AI, governance,

Following the recent passing of the European Union’s AI Act, a spotlight has continued to hone in on global reactions and business responses. Considered to be the world’s first comprehensive AI law, a net-new era is upon us, leaving it up to government, business and stakeholders to ensure AI adoption isn’t stifled and open-source innovation flourishes.

As we approach election season, a number of U.S. states have introduced legislation aimed at AI’s potential to manufacture deepfakes that could create mis- and dis-information. There is a stack of 407 AI-related bills active across the U.S. alone—representing an exponential rise since the 191 AI bills tallied in September. These bills are just part of the changing landscape where governments are moving from principles around trustworthy AI to actions to ensure citizens, businesses and government agencies are protected from potential risks.

In addition to government, the business world and stakeholders from boards to consumers are prioritizing current AI issues. Luckily technology—even AI itself— is ready to tackle these issues head on. As trust in AI hinges on a deeper understanding of how AI models are trained, with what data, how they arrive at their recommendations and whether they are routinely screened for harmful and inappropriate bias—companies can only realize AI’s huge potential to drive progress if they trust the technology as a force for good.

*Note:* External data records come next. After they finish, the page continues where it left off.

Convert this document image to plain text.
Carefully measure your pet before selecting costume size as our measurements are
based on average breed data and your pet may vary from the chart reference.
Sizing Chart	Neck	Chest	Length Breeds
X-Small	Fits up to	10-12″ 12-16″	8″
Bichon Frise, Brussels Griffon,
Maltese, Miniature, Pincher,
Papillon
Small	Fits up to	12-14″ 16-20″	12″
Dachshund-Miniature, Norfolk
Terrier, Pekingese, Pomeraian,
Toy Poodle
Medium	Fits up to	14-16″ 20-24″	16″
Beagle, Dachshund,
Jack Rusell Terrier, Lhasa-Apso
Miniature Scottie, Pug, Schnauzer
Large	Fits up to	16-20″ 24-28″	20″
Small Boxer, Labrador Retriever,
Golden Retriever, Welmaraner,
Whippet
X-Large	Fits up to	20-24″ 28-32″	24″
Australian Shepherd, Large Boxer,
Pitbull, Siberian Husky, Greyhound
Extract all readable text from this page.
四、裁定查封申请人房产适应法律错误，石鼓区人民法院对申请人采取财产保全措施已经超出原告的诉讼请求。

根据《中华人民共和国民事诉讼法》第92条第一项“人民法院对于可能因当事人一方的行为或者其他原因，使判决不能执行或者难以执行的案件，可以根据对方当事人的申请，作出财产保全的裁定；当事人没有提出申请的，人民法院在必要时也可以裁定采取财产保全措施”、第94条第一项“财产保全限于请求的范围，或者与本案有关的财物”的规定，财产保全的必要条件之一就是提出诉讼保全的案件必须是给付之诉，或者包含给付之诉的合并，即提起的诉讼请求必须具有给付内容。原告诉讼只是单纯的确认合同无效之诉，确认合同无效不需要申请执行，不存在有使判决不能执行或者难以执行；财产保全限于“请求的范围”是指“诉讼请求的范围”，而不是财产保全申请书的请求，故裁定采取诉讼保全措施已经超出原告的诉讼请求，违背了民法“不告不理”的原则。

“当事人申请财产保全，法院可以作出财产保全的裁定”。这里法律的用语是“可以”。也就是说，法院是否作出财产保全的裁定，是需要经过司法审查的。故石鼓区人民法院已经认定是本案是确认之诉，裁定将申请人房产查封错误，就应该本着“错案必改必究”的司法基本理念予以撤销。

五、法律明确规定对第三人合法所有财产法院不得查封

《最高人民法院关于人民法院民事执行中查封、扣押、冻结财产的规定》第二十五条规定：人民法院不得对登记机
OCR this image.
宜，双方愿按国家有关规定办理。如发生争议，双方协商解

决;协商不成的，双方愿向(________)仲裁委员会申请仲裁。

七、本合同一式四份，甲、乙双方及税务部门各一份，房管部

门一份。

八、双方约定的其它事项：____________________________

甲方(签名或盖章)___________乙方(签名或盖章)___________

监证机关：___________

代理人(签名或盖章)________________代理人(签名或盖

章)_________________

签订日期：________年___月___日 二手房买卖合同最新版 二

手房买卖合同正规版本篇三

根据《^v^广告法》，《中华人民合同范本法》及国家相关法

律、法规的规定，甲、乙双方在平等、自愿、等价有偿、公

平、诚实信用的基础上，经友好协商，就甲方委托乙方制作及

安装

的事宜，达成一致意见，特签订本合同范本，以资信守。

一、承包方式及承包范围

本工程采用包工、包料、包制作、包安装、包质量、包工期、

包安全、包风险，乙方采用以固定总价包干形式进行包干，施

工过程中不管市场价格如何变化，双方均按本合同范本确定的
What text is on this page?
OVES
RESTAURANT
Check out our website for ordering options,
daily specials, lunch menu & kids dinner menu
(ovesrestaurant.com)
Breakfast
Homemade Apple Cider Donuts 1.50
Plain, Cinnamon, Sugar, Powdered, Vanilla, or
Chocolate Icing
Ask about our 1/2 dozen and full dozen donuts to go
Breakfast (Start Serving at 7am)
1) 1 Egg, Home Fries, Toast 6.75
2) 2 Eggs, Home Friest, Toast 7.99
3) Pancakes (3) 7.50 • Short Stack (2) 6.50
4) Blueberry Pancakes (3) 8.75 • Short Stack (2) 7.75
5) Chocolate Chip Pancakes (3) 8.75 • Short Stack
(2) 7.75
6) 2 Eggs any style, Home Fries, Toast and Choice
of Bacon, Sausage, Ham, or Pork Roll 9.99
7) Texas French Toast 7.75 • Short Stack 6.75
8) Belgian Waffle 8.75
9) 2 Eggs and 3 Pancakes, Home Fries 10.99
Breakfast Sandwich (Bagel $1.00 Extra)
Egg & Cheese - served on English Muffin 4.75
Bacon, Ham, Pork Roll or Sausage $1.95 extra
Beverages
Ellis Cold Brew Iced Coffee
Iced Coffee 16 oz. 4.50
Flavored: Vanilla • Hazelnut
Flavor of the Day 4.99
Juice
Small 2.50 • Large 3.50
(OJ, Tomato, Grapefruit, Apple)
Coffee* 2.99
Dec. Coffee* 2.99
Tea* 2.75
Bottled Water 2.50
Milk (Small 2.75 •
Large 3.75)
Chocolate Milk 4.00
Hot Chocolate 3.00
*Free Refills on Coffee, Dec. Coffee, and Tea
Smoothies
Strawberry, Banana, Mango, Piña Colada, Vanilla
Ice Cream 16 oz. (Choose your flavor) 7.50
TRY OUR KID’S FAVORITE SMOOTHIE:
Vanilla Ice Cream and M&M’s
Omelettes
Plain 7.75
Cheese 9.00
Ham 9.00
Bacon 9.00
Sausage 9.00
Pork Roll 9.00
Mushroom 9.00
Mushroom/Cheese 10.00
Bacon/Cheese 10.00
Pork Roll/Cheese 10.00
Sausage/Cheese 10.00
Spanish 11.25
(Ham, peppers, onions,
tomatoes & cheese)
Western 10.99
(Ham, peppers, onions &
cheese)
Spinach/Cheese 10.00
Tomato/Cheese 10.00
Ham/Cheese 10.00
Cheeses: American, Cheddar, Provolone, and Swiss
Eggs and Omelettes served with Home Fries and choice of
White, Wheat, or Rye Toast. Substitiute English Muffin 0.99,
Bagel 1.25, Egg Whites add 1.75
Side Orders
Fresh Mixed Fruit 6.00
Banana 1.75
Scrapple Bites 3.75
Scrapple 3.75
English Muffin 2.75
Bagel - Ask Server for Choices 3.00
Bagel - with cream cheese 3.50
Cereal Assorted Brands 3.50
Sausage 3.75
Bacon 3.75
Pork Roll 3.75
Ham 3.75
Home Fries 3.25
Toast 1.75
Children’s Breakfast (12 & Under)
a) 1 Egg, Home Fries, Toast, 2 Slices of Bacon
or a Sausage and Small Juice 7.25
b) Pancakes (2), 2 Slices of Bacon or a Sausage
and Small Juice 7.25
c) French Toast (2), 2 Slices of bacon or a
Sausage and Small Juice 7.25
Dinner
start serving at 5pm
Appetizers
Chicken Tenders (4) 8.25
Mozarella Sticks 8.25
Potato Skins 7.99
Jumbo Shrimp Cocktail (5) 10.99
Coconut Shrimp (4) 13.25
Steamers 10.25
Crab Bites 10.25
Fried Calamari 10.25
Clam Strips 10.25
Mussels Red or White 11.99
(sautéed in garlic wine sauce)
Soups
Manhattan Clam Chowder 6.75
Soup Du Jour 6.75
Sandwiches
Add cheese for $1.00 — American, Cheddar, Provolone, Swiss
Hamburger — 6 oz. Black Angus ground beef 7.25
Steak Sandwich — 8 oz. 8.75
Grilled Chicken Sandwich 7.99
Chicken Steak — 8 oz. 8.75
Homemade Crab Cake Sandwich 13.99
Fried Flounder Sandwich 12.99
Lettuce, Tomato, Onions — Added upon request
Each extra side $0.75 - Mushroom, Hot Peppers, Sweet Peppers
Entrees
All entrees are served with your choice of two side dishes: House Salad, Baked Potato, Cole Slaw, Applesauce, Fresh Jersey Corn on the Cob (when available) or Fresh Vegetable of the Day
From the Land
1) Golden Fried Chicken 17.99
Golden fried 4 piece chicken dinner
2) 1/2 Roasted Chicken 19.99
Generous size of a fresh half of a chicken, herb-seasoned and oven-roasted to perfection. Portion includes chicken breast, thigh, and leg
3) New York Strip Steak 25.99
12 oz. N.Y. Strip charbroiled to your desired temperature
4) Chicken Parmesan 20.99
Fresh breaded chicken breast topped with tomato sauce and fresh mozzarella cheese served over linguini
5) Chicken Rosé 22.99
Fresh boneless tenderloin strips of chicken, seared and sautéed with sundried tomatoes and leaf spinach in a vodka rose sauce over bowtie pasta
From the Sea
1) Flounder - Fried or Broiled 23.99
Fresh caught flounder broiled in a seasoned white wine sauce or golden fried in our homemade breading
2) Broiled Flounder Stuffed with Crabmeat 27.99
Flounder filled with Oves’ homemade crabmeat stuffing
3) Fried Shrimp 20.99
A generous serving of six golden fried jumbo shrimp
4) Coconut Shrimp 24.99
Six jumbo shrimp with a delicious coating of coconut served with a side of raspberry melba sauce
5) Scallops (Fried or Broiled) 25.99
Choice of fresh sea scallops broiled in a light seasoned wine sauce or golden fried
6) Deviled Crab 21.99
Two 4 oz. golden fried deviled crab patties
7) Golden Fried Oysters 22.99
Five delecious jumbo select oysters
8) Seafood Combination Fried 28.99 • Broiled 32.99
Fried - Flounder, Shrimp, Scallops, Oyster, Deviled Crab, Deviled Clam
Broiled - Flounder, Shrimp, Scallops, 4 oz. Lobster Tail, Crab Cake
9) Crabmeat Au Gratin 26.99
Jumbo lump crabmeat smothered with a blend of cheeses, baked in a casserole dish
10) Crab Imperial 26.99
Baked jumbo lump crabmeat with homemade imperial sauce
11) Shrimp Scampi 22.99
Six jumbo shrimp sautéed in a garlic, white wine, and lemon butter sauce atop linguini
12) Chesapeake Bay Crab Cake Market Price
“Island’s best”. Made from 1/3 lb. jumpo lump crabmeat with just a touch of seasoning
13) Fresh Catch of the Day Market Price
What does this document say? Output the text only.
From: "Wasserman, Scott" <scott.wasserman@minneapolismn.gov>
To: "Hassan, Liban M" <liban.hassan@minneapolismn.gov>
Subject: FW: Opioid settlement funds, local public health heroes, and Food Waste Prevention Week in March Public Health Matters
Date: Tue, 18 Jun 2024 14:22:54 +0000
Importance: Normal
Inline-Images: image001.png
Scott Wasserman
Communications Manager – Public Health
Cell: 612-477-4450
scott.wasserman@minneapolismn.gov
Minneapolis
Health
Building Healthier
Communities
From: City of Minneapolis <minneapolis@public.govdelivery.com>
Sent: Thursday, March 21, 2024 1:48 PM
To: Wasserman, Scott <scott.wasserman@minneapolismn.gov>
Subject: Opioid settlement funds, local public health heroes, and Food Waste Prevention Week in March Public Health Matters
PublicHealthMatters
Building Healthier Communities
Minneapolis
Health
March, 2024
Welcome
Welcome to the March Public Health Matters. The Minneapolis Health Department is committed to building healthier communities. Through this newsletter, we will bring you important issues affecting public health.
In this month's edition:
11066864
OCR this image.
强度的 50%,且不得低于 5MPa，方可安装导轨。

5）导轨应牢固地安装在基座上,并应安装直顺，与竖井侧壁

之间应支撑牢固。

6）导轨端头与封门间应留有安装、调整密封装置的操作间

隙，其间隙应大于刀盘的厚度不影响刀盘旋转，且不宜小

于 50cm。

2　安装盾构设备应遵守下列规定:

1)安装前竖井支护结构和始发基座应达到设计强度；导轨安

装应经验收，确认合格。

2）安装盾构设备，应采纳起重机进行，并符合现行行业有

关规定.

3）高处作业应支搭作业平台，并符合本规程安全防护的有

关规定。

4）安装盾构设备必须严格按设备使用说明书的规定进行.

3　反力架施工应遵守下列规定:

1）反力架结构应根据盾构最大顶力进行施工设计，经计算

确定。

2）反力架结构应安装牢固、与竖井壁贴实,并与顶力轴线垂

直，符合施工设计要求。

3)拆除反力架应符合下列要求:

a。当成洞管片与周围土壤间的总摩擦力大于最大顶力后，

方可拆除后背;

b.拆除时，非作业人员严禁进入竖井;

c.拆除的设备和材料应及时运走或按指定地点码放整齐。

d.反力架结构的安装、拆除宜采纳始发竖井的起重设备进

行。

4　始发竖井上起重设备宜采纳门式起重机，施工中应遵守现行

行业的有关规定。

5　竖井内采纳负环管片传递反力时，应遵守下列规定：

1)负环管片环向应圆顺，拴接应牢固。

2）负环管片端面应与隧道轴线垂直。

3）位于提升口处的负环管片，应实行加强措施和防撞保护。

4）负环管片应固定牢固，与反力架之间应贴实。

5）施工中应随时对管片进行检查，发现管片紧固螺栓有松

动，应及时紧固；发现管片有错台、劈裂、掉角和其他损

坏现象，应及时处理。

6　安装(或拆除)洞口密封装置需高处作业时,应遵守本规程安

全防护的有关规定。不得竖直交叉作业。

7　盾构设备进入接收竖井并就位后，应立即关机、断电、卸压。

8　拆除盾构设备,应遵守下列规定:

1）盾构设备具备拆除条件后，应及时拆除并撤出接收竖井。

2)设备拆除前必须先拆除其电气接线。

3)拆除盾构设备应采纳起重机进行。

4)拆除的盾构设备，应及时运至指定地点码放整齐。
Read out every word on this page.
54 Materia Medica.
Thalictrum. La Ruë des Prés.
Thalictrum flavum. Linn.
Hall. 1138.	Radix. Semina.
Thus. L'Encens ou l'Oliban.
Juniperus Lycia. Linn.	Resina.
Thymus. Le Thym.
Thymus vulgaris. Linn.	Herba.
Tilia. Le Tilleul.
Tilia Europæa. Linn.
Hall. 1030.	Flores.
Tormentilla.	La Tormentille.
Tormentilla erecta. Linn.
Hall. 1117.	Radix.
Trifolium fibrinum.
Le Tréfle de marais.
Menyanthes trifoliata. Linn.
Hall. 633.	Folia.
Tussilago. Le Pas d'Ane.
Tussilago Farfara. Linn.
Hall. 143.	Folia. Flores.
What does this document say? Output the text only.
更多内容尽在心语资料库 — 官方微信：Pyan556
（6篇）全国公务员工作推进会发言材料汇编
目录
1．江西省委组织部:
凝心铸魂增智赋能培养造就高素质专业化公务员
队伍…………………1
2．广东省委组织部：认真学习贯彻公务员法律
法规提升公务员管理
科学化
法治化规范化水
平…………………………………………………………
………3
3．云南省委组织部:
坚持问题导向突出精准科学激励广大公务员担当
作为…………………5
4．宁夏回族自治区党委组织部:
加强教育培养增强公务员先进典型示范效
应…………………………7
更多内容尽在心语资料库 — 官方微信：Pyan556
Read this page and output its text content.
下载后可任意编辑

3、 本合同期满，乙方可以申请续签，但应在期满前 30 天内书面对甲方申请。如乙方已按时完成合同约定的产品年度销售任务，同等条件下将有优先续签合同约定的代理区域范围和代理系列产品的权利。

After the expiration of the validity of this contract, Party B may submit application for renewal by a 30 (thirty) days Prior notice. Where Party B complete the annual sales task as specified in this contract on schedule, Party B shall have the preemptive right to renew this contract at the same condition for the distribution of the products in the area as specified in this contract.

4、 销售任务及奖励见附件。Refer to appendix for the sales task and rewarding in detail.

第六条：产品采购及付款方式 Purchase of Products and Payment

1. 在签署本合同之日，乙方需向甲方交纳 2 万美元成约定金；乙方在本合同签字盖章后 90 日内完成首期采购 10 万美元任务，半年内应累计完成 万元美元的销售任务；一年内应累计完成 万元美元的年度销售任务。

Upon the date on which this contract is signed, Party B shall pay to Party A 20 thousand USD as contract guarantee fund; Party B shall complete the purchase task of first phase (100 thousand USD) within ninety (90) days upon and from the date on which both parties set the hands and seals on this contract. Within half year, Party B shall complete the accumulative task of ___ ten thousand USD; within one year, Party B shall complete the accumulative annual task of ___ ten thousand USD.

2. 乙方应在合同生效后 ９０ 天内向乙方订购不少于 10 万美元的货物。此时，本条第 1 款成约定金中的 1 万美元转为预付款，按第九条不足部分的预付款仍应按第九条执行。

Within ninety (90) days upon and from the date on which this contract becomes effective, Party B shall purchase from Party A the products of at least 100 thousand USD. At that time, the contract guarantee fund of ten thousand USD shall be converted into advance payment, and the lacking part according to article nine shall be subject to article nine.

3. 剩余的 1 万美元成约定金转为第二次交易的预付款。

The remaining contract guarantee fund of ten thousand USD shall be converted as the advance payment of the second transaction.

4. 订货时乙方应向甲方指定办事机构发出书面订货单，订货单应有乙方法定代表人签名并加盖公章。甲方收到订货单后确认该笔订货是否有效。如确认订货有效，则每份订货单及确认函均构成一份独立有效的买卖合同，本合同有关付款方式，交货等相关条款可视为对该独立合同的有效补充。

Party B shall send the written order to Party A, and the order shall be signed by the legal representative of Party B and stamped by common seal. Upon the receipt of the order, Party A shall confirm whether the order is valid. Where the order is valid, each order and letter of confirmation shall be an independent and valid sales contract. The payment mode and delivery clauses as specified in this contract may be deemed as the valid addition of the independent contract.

As organizations and regulatory bodies around the world discuss how to moderate high-risk AI deployments, while achieving innovation and earning trust, companies can act by:

Mitigating Bias in AI and Machine Learning

Ensuring fairness and reducing bias is central to risk mitigation. Concern over how to reduce bias will ultimately impact how organizations as a whole use AI on a broad scale. This is especially true in highly regulated industries, such as financial services and healthcare, where there could be detrimental repercussions if recommendations returned by the model result are biased.

Companies can implement proactive monitoring using commercial toolset for bias, drift and performance deviations. It is also important to include a diverse group of stakeholders to include different perspectives in creating an ethical AI governance framework that reflects the culture and values of the company and the end-user of the technology.

Ensuring Transparency in AI models and Understanding the Provenance of Data

Governance is essential to build trust. Without it, skepticism will surge while legal issues pursue. It is important to place ethical considerations like technical robustness and safety, fairness, transparency and most importantly, human agency at the forefront of the organization’s AI governance program. To achieve this, generative AI models must be transparent, explainable, and informed by governed data that the organization is confident in. As a best practice, corporations and governments should include a diverse group of stakeholders to drive clear standards and practices and leverage technology to automate these standards to ensure responsible AI adoption consistently across the enterprise.

AI governance needs to start at the time the use case is requested by the business and infused across the entire model life cycle through development and runtime to create an audit trail that explains why and how AI decisions were made.
Plus, at the heart of most generative AI is vast amounts of data, therefore, companies today— more than ever—need to be able to understand data lineage and what governed data was used, where it originated, how it has evolved and identify discrepancies in data flow. To stay informed while exercising ethical responsibility, companies today are joining alliances for responsible AI, like the AI Alliance launched in December. Alliances and utilization of software tools for data provenance tracking to ensure confidence are good starting places.

Creating, or Advancing and Evolving AI Governance Programs

It’s becoming essential that companies install (or continue to evolve and improve) AI governance frameworks to help enable compliance with internal policies and procedures, industry standards and increasing regulation. AI has been demonstrated to present opportunities and threats in virtually every industry today. Businesses need to be savvy and responsive, because the use of these technologies could pose significant threats to groups, individuals and society. Governance frameworks enable companies to manage AI to meet evolving regulations, guidance and policies worldwide. This can be accomplished by applying technology that helps map external regulatory obligations and internal values-based ethical guidelines to existing requirements and controls—automating the identification of regulatory changes to applicable requirements and effectively tracking metadata across model lifecycles. By developing a global view of AI compliance, getting involved in AI programs, investing appropriately and enforcing compliance, business will be primed to stay in tune with the everchanging landscape.

As we advance toward a more AI-regulated world, global governments, corporations and societal contributors must continue to focus on compliance, prioritize liability over licensing and support responsible AI adoption. Calling for proactive corporate accountability to ensure that AI is explainable, transparent and fair can also not be avoided. If not, fines will hit hard—violators of the AI Act could be fined up to 35 million euros ($38 million), which is 7% of corporate global revenue.

It will pay for businesses to preemptively invest in technologies, processes and people—so AI can be managed responsibly, with abated risk, as its full (permitted) potential to benefit society and business moves closer to being realized.